Líderes do governo, Randolfe Rodrigues (sem partido-AP) e Jaques Wagner (PT-BA) afirmaram que a maior parte das empresas que seriam afetadas pela mudança no Carf são de grande porte.
\”A diferença deste projeto do Carf é que nós queremos colocar para pagar tributos […] aqueles que historicamente sonegam, que historicamente não pagaram\”, afirmou Randolfe.
\”Este projeto do Carf não é para o pequeno [empresário], é para o grande, que não paga tributo e se prevalece de um sistema recursal que só favorece esses grandes\”, completou.
Durante a tramitação, houve resistências tanto do Congresso como da iniciativa privada.
Após conversas entre Fazenda e representantes empresariais, foi selado pelo Ministério da Fazenda em fevereiro um acordo para livrar contribuintes de pagar juros e multas em caso de empate (desde que a dívida seja quitada ainda em âmbito administrativo e não prossiga para o Judiciário).
O governo federal projeta uma arrecadação de R$ 54 bilhões com a redução de litígios no Carf em 2024. Como a Folha mostrou, no entanto, emendas incluídas pela Câmara no texto podem reduzir esse potencial.

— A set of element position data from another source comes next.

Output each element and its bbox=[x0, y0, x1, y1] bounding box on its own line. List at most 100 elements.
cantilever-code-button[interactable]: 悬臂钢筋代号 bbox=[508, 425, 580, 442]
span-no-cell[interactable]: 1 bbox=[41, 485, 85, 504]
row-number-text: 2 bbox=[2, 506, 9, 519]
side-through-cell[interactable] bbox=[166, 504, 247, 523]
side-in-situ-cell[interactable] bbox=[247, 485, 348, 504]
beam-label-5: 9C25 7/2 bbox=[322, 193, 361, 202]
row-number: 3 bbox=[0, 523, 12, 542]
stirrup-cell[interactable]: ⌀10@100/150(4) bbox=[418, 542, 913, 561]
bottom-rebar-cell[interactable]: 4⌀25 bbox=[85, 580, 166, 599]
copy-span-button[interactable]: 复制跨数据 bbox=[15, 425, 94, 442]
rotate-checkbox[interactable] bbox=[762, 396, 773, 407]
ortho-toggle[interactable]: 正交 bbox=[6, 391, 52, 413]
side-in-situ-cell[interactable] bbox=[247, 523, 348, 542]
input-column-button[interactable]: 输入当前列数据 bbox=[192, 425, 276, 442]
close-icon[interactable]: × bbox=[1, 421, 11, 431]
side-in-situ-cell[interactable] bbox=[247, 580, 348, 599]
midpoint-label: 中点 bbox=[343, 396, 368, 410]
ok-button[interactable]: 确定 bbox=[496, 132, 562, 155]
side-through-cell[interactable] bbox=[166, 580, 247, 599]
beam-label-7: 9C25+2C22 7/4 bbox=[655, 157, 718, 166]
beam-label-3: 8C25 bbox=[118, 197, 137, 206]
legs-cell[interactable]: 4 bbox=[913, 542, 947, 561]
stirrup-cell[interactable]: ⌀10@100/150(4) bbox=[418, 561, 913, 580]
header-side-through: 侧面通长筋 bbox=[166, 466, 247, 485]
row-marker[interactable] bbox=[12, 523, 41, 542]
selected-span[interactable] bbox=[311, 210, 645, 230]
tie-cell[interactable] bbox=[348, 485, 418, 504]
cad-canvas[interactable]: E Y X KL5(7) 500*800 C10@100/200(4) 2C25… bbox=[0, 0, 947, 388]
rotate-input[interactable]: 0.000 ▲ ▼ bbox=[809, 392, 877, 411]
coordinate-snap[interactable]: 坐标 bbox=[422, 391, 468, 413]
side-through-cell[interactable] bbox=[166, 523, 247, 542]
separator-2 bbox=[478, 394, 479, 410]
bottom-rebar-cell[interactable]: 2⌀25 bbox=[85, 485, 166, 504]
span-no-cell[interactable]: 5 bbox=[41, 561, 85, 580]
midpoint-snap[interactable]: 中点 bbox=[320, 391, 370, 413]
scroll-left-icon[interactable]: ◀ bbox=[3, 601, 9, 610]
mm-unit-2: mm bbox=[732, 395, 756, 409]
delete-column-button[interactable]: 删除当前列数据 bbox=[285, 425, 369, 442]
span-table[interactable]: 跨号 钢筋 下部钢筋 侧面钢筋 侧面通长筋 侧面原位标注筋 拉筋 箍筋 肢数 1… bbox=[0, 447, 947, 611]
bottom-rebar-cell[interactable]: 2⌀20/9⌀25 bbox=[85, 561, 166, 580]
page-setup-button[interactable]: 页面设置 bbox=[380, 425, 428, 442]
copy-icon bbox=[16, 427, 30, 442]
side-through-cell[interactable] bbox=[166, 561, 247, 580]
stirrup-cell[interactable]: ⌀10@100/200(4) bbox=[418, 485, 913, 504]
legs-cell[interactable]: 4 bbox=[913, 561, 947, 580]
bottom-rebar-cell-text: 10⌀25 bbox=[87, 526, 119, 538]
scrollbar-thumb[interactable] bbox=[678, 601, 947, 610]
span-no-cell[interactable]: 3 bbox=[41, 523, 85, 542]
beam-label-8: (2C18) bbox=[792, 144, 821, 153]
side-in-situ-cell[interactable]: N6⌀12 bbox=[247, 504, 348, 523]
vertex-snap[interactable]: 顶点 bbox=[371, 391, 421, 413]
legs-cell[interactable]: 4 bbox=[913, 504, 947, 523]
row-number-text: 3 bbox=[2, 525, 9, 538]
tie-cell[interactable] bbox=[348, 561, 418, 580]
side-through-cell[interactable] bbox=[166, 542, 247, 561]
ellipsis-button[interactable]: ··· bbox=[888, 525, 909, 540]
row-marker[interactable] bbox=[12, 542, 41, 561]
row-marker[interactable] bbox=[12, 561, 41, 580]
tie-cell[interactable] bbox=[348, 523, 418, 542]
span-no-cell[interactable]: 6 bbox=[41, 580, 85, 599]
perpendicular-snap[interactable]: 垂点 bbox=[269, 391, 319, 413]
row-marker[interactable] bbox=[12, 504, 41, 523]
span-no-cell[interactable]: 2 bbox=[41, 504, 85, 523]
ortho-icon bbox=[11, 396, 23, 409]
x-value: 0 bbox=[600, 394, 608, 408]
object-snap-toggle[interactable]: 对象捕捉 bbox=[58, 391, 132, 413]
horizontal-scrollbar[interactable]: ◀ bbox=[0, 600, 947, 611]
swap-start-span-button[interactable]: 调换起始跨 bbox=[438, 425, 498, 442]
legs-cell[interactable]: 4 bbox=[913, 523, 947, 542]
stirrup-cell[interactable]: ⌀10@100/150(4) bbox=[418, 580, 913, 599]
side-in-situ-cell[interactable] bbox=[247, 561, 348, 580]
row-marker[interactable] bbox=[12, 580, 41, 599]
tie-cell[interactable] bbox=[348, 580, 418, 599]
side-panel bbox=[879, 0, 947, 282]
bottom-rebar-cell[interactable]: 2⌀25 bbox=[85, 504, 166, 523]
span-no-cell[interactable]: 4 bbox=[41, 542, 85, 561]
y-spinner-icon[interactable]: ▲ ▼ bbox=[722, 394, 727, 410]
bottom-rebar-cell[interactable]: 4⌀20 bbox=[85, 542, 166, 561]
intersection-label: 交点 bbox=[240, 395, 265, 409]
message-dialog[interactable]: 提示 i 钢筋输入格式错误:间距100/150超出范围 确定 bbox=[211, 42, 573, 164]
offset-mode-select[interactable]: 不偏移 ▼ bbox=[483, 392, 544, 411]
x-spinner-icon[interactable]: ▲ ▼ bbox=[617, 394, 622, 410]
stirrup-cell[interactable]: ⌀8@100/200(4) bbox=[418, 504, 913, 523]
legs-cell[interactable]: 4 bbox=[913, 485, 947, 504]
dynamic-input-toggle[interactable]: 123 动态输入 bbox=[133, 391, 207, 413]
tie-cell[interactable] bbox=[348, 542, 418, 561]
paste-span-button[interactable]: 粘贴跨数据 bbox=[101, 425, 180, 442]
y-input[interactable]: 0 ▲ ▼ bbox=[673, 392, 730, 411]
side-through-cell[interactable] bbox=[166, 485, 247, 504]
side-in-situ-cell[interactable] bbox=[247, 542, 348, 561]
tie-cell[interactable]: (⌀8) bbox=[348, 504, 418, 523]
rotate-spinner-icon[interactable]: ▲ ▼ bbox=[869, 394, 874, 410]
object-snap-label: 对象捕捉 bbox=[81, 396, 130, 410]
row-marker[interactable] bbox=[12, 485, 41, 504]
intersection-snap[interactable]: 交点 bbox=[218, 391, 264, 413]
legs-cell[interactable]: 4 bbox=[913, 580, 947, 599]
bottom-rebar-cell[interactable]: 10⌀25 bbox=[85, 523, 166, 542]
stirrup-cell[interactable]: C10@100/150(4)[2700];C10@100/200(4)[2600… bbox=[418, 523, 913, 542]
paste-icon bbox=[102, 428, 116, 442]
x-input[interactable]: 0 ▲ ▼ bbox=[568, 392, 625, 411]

O ministro defende que as medidas de arrecadação criadas pelo governo têm como objetivo maior justiça no recolhimento de impostos, mas o ministro também precisa das iniciativas para compensar o crescimento de gastos gerado pelo novo arcabouço fiscal nos próximos anos.
Mesmo diante de mais despesas, Haddad vem prometendo déficit zero em 2024. Na última terça-feira (29), ele confirmou que a proposta de Orçamento para o próximo ano terá essa previsão.
Conforme mostrou a Folha, zerar o déficit já no ano que vem é uma meta considerada ambiciosa por economistas e vista com ceticismo até por membros do próprio governo, incluindo ministros, técnicos e congressistas.
Uma ala do governo vê o fim do ano como prazo final para que a série de medidas de aumento da arrecadação sejam aprovadas. Caso não haja avanço, a mudança na meta fiscal de 2024 vira uma possibilidade mais forte.